Kami terkejut. Ibu terbujur kaku. Nafasnya tak terdengar. Aku cepat memencet bel, memanggil perawat. Dengan cekatan mereka memeriksa getar nadi di lengan ibu, juga kelopak matanya.
“Innalillahi wa innalillahi raziun …” Sepotong kalimat yang meluncur dari bibir perawat itu bagiku bagai petir di siang bolong. Aku terhenyak. Diam terpana.
***
Malam ini si Bungsu tidur seranjang denganku. Dia minta dikipasi. Sebentar saja aku menghentikan ayunan kipas di tanganku, matanya yang terkantup (dan kukira sudah tidur) serta merta terbangun. Ia spontan merengek minta dikipasi lagi. Berjam‑jam baru ia benar‑benar tertidur pulas.
Saat itulah kusadari, betapa besar arti seorang ibu. Karena aku yang baru sekali ini menina‑bobokan si bungsu sudah merasakan pegal-pegal. Bagaimana dengan ibu yang dulu setiap malam mengeloninya.
Di usianya yang 10 tahun, ternyata Aina cukup mengerti bahwa mulai saat ini ia takkan pernah lagi berjumpa dengan ibu. Kecuali, barangkali di dalam mimpi.
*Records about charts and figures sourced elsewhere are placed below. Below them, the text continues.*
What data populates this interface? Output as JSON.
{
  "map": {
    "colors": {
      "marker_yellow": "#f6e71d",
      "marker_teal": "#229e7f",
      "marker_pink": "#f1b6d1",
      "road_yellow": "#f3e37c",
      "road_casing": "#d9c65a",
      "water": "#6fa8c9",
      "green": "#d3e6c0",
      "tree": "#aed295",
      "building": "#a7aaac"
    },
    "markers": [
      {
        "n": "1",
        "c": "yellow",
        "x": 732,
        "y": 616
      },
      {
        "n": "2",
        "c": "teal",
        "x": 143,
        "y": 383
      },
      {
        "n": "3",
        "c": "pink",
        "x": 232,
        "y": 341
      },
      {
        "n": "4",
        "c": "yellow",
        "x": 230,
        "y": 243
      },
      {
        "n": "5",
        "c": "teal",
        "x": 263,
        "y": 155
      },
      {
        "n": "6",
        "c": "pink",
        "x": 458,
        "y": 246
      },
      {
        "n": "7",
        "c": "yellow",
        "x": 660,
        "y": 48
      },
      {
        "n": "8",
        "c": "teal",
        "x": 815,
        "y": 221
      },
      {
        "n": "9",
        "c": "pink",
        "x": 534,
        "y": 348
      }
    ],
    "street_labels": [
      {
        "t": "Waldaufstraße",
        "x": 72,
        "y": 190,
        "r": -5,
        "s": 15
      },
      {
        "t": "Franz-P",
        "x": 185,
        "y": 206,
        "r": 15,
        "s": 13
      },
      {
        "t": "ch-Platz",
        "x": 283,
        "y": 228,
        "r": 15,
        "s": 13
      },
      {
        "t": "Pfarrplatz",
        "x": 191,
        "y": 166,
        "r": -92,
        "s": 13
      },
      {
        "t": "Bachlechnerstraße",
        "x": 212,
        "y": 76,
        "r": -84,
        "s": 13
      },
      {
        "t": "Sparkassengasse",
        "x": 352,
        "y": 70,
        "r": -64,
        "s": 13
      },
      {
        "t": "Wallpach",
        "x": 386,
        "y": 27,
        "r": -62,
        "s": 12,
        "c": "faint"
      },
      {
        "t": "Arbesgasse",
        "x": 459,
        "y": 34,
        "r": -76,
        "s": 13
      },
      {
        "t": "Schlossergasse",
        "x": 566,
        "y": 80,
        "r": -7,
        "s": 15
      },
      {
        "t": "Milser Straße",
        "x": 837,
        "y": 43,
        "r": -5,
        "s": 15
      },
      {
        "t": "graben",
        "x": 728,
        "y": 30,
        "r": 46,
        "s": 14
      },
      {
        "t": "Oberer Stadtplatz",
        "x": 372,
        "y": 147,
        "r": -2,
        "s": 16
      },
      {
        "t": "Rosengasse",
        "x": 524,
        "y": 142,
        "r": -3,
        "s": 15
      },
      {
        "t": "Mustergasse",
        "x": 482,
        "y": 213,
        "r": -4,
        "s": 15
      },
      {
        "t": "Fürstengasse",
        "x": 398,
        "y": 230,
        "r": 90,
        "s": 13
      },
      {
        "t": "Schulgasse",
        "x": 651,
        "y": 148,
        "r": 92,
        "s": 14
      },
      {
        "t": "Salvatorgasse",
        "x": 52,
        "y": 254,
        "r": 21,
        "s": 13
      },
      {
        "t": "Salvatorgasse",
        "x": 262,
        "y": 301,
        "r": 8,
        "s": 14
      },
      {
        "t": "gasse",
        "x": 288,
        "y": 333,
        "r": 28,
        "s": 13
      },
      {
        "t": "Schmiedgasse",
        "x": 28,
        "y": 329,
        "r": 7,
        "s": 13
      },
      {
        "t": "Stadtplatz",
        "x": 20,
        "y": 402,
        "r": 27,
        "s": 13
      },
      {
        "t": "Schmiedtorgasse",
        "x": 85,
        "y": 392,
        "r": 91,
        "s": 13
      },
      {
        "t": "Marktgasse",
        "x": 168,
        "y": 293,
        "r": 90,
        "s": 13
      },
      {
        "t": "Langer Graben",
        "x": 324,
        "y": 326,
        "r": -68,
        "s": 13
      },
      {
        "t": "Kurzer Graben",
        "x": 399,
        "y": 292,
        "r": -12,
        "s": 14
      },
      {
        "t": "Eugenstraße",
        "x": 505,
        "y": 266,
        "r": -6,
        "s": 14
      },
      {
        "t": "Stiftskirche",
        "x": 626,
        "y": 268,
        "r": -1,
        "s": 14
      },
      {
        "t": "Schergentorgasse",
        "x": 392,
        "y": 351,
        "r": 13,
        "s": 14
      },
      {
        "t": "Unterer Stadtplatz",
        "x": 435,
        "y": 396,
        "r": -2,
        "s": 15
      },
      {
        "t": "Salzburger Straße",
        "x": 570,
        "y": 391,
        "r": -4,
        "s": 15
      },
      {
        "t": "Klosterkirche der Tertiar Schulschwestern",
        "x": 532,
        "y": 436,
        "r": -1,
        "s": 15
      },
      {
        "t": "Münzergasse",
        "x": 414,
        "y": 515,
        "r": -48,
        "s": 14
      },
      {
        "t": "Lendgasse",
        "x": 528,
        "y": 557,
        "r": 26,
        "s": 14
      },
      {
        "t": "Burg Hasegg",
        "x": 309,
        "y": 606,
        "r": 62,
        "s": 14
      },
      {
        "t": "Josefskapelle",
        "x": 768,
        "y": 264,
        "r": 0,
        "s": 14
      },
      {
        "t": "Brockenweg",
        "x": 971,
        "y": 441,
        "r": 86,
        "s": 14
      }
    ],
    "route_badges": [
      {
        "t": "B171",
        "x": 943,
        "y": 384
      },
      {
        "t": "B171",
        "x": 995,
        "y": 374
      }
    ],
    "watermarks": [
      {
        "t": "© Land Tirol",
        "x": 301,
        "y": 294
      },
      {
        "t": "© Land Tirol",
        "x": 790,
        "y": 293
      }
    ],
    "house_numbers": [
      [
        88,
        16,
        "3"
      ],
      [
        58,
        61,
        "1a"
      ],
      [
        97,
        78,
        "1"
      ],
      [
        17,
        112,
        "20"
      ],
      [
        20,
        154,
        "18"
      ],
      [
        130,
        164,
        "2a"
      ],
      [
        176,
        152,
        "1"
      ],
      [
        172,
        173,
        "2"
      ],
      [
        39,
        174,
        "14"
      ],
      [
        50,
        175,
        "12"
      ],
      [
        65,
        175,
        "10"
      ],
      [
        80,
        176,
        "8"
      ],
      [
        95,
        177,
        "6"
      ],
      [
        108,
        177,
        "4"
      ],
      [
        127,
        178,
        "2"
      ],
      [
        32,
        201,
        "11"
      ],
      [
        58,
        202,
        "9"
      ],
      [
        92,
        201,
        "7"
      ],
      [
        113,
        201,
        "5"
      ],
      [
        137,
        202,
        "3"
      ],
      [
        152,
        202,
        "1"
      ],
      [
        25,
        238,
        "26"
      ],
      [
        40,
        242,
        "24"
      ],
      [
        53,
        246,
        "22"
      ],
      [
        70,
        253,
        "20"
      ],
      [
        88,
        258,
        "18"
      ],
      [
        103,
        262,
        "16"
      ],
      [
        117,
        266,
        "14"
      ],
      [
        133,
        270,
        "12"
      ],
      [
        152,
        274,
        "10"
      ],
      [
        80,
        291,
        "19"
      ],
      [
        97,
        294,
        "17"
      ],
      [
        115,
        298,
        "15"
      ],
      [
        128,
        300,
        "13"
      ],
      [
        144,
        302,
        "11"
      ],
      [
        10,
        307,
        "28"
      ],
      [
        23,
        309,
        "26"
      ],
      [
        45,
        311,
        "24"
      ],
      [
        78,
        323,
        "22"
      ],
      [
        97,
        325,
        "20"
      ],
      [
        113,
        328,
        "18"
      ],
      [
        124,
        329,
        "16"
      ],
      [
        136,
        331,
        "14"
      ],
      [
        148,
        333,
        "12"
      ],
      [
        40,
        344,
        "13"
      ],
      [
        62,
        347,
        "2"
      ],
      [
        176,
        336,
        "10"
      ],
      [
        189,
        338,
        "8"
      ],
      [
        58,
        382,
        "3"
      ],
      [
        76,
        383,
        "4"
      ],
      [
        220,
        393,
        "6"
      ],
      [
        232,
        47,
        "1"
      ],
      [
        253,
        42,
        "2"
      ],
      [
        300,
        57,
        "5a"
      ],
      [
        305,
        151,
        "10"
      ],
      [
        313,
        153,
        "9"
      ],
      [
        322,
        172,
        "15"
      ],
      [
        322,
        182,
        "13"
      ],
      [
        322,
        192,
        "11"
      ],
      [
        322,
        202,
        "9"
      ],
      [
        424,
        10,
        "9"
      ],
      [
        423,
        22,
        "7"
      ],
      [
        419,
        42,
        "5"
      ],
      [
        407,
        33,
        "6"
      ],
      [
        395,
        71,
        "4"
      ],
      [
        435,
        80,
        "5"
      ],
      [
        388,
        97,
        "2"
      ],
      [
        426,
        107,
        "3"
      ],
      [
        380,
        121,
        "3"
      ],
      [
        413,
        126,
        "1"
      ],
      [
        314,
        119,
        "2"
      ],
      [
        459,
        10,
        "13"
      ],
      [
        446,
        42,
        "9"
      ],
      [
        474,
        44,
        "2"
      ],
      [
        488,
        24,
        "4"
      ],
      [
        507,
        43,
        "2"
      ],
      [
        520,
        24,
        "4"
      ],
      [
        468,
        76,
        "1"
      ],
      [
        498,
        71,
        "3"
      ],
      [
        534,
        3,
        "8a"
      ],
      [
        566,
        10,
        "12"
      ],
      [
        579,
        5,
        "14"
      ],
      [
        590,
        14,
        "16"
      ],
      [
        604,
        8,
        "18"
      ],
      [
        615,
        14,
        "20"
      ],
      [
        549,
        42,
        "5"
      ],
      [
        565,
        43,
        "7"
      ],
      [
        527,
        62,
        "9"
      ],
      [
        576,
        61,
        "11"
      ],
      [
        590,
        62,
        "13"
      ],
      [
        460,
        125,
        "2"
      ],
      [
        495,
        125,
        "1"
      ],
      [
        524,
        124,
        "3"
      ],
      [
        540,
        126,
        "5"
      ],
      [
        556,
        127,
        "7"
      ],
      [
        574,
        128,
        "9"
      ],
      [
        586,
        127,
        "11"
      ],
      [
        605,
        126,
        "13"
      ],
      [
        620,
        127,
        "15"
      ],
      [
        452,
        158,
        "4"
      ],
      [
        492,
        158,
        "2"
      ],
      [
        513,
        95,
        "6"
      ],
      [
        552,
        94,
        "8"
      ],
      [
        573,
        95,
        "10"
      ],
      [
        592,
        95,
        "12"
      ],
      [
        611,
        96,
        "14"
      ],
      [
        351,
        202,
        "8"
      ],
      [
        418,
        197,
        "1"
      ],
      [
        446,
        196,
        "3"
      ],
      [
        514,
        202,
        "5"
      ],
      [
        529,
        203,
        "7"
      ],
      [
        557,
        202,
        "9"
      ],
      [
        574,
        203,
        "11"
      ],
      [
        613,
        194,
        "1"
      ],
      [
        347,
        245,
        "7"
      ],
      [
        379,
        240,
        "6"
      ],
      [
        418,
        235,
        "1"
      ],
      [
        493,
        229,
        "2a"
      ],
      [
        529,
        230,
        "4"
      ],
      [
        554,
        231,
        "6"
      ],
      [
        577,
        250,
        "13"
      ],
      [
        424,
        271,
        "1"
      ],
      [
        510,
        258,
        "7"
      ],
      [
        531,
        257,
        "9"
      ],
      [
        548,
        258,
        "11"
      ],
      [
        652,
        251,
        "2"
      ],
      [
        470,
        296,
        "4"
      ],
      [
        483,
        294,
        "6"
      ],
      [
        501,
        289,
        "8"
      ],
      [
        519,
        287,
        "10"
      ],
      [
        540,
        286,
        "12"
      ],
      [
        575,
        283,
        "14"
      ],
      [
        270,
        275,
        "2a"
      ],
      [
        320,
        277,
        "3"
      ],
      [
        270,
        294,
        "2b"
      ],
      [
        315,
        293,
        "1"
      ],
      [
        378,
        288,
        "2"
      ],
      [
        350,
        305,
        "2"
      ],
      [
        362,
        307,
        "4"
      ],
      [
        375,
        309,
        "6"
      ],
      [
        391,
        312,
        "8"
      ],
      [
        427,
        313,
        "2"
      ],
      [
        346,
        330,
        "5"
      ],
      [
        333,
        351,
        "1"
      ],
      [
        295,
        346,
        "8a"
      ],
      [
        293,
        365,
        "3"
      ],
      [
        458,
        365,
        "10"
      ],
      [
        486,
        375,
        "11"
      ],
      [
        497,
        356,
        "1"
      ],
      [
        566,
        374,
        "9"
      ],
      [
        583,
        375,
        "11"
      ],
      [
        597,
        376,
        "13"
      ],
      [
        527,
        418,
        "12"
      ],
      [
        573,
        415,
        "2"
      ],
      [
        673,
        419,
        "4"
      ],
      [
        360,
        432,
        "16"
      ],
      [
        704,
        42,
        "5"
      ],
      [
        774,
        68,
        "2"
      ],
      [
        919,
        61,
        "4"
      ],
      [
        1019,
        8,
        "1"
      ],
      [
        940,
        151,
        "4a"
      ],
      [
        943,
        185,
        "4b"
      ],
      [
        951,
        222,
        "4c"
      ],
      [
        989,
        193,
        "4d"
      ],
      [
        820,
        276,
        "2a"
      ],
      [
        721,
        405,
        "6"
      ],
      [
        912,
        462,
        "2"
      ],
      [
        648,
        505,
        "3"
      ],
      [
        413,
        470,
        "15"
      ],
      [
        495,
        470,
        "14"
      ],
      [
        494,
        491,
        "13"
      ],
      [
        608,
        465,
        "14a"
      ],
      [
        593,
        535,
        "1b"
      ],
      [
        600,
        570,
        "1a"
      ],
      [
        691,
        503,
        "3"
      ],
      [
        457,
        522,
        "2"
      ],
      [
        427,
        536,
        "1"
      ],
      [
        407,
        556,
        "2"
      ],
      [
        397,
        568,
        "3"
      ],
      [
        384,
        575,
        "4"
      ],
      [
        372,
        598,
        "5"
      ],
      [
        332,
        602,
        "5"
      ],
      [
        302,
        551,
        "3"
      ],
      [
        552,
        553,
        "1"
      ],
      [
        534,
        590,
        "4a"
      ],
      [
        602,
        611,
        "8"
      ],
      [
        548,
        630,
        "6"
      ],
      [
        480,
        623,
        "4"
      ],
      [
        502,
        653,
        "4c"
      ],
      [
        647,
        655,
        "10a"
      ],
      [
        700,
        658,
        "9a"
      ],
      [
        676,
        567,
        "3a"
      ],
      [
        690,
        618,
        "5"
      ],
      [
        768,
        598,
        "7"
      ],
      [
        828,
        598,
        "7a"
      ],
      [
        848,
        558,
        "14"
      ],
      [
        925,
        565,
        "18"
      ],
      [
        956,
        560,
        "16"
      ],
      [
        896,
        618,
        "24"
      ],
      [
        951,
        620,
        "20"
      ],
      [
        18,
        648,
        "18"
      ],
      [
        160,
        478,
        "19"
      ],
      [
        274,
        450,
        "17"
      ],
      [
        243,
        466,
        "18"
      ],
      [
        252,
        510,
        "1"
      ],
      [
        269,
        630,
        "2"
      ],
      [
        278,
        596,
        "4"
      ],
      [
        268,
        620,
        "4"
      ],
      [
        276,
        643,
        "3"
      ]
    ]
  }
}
“Kak, Pian jangan dulu balik ke Banjarmasin. Kalau Pian nggak ada, ulun tidur dengan siapa?” cetusnya tadi saat minta ditemani tidur.
Sejurus kemudian, aku pun teringat wasiat terakhir ibu agar selalu menjaga si Bungsu. Lalu, sanggupkah aku memenuhi amanah tersebut?